2004 ミュスカデ・セーブル・エ・メーヌ ランドロン 2005/09/17 et 18 in ロウホウトイとnonona
アンフィボリット・ナチュールと明記(本当はフランス語)された逸品は、私のパリ滞在中の隠れたアイテムだったりするが、ようやく日本でも購入できた。このミュスカデは、ミネラルが豊富で、かなりうまい。個人的には、「遅刻気味の駆けつけ一杯目で何を飲んだら幸せか選手権」で、シャンパーニュを押さえ堂々の一位に輝いているが、どうでしょうか。海の香を思い出し、焼いただけの魚やサザエなどにもあいそうな、和食のお店のグラスワインにあったら最高な味わいに感激である。
2004 セレクト赤 イケダワイナリー 2005/09/22 in ninosa
2003年の終売により急きょリリースされたイケダのカベルネ・ソービニョンとメルロのブレンドワイン。個人的に2003年の強烈なうまみ成分に、日本の赤ワインの暁を覚えたが、この2004年には日本のワインのビンテージの違いの認識をまざまざと見せ付けられた思いもする。ボトルから飲むにはタンニンが目立ちすぎ、バランスの悪さが残念だが、デカンタをして2時間待てば、スパイシーな黒胡椒ととともに黒系果実の充実した味わいが楽しめるから面白い。ひとによって樽香が効き過ぎているとの評価もあるが、私はそれほどでもないと思ったりする。

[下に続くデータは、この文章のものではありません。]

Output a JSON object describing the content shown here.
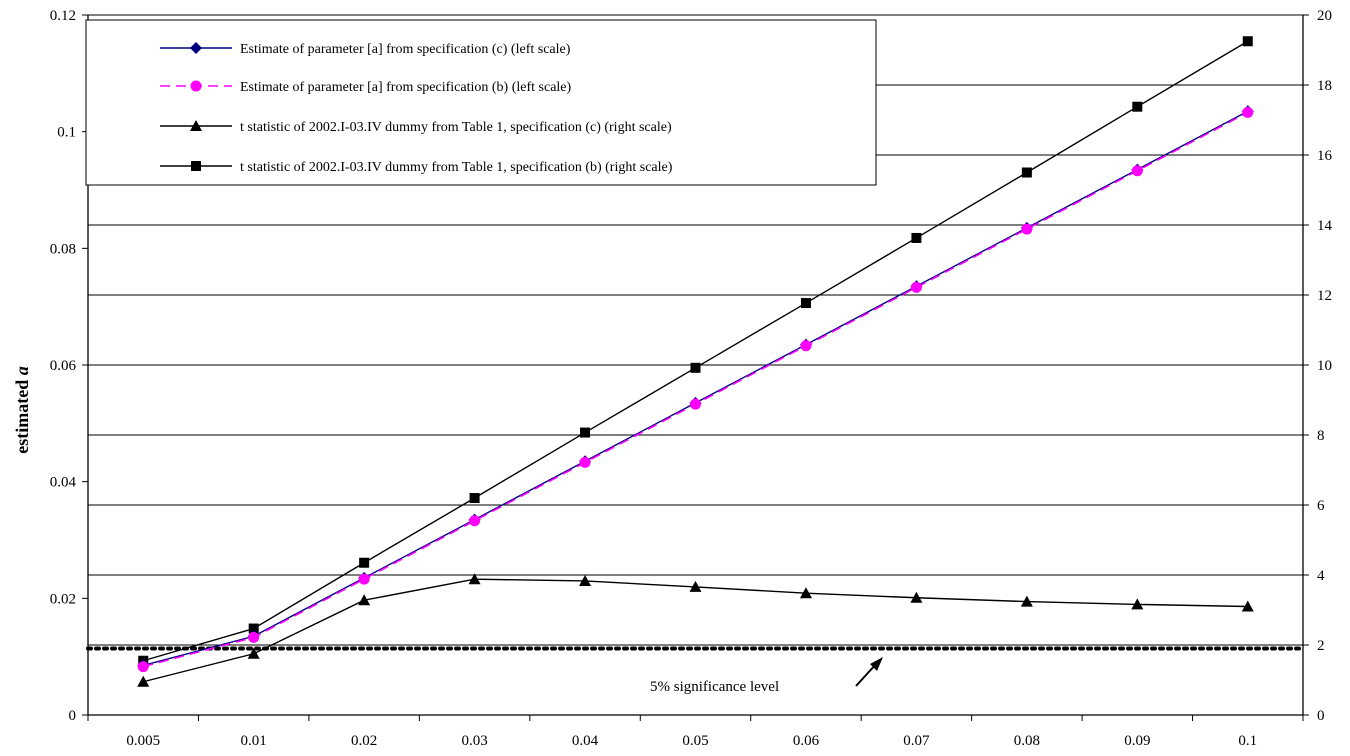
{
  "chart_data": {
    "type": "line",
    "title": "",
    "xlabel": "",
    "ylabel": "estimated",
    "ylabel_symbol": "a",
    "x": [
      "0.005",
      "0.01",
      "0.02",
      "0.03",
      "0.04",
      "0.05",
      "0.06",
      "0.07",
      "0.08",
      "0.09",
      "0.1"
    ],
    "ylim_left": [
      0,
      0.12
    ],
    "ylim_right": [
      0,
      20
    ],
    "yticks_left": [
      "0",
      "0.02",
      "0.04",
      "0.06",
      "0.08",
      "0.1",
      "0.12"
    ],
    "yticks_right": [
      "0",
      "2",
      "4",
      "6",
      "8",
      "10",
      "12",
      "14",
      "16",
      "18",
      "20"
    ],
    "grid": "horizontal",
    "legend_position": "top-left",
    "series": [
      {
        "name": "Estimate of parameter [a] from specification (c)  (left scale)",
        "axis": "left",
        "color": "#000080",
        "marker": "diamond",
        "dash": false,
        "values": [
          0.0085,
          0.0135,
          0.0235,
          0.0335,
          0.0435,
          0.0535,
          0.0635,
          0.0735,
          0.0835,
          0.0935,
          0.1035
        ]
      },
      {
        "name": "Estimate of parameter [a] from specification (b)  (left scale)",
        "axis": "left",
        "color": "#ff00ff",
        "marker": "circle",
        "dash": true,
        "values": [
          0.0083,
          0.0133,
          0.0233,
          0.0333,
          0.0433,
          0.0533,
          0.0633,
          0.0733,
          0.0833,
          0.0933,
          0.1033
        ]
      },
      {
        "name": "t statistic of  2002.I-03.IV dummy from Table 1, specification (c) (right scale)",
        "axis": "right",
        "color": "#000000",
        "marker": "triangle",
        "dash": false,
        "values": [
          0.95,
          1.75,
          3.28,
          3.88,
          3.83,
          3.66,
          3.48,
          3.35,
          3.24,
          3.16,
          3.1
        ]
      },
      {
        "name": "t statistic of 2002.I-03.IV dummy from Table 1, specification (b) (right scale)",
        "axis": "right",
        "color": "#000000",
        "marker": "square",
        "dash": false,
        "values": [
          1.55,
          2.47,
          4.35,
          6.2,
          8.07,
          9.92,
          11.77,
          13.63,
          15.5,
          17.38,
          19.25
        ]
      }
    ],
    "reference_line": {
      "axis": "right",
      "value": 1.9,
      "style": "dotted"
    },
    "annotation": {
      "text": "5%  significance level"
    }
  }
}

2004 甲州シュールリー フジッコワイナリー 2005/09/22 in ninosa
辛口仕上げながらも甘いシュールリーのニュアンスに、きっちりとしたミネラル感が頬を緩ませる逸品。酸のバランスも良く、にっぽんハッピーワイン的に必須アイテムになりそうな気配である。1260円史上最高の味わいかも。
1992 ニュイ・サン・ジョルジュ アンリ・ジャイエ 2005/09/23 in TAIGA WINE SALON
オフビンテージにして、きっちりとしたワインを造り上げるアンリ・ジャイエの実力をまざまざと見せつけられた感が楽しくも、切ないなあ・・・。まだまだ10年以上は持ちそうな予感もあるが、この日の味わいは、まさにベストなタイミングでもあり、アンリ・ジャイエを心置きなく楽しめて、ほっとしたりする。
1992 ニュイ・サン・ジョルジュ1級ダモード ジャイエ・ジル 2005/09/23 in TAIGA WINE SALON
樽由来の甘い焦がし香と、やや秀でた加減の酸味と、あとに続くうまみ成分とながい余韻。どの段階の味わいがすきなのか、人それぞれに好みを分けそうな不思議な味わい。この樽香は圧倒的な支持を受けつつ、敵も作りそうで、しかしブルゴーニュワインのひとつの形を意識するので、実に興味深いワインには違いない。
1990 ニュイ・サン・ジョルジュ1級オーミュルジュ メオ・カミュゼ 2005/09/24 in LA
PORTA
1990という偉大な年を意識すると、このワインは穏やかで繊細。ボリューム感のあるメリハリの利いたわかりやすい味わいではなく、時間と共にゆっくりと開花するおだやかさが秀逸で、ブルゴーニュの繊細さと妖艶さが入り混じる銘醸。ロブマイヤーにアシストされた味わいは、心地よい食感と長い余韻を楽しめる逸品だっだ。
2003 フィリップ・パカレ 水平 2005/09/25 in Via del Borgo
某氏曰く「ムルソー最高」のパカレをいろいろと。
パカレはやはり抜栓方法が難しく、サービス側は大変疲れるが、ひとたびうまく飲むことができれば、ブルゴーニュの、自然派の、パカレの魅力を強烈に紹介できたりもするから不思議だ。パカレには、やはり時間が必要で、本当ならぱ時間をたっぷりかけて楽しみたく、一杯ずつでは物足りないが、しかし今宵は素敵においしくサービスできて、ほっとしたりする。そしてパカレに伝えたい。「シャンボールのコルクのサイズが合ってないぞ。ギチギチでソムリエナイフでは開けられず、多分強引に引っ張るならば、ガラスが飛び散りそうだ」と(笑)。ところで今回の飲み方は、雑誌には書いてなく、雑誌のコメントとは全く違う印象を与えてしまったかもしれないが、個人的にはパカレ史上最高においしく飲めたと思っている。
その他いろいろありますが、それはまた別の機会に・・・。
注 保存切り・・・キャップシールを蓋状に丁寧に切り、さも空いてないかのようにすること。実物はセミナーにて。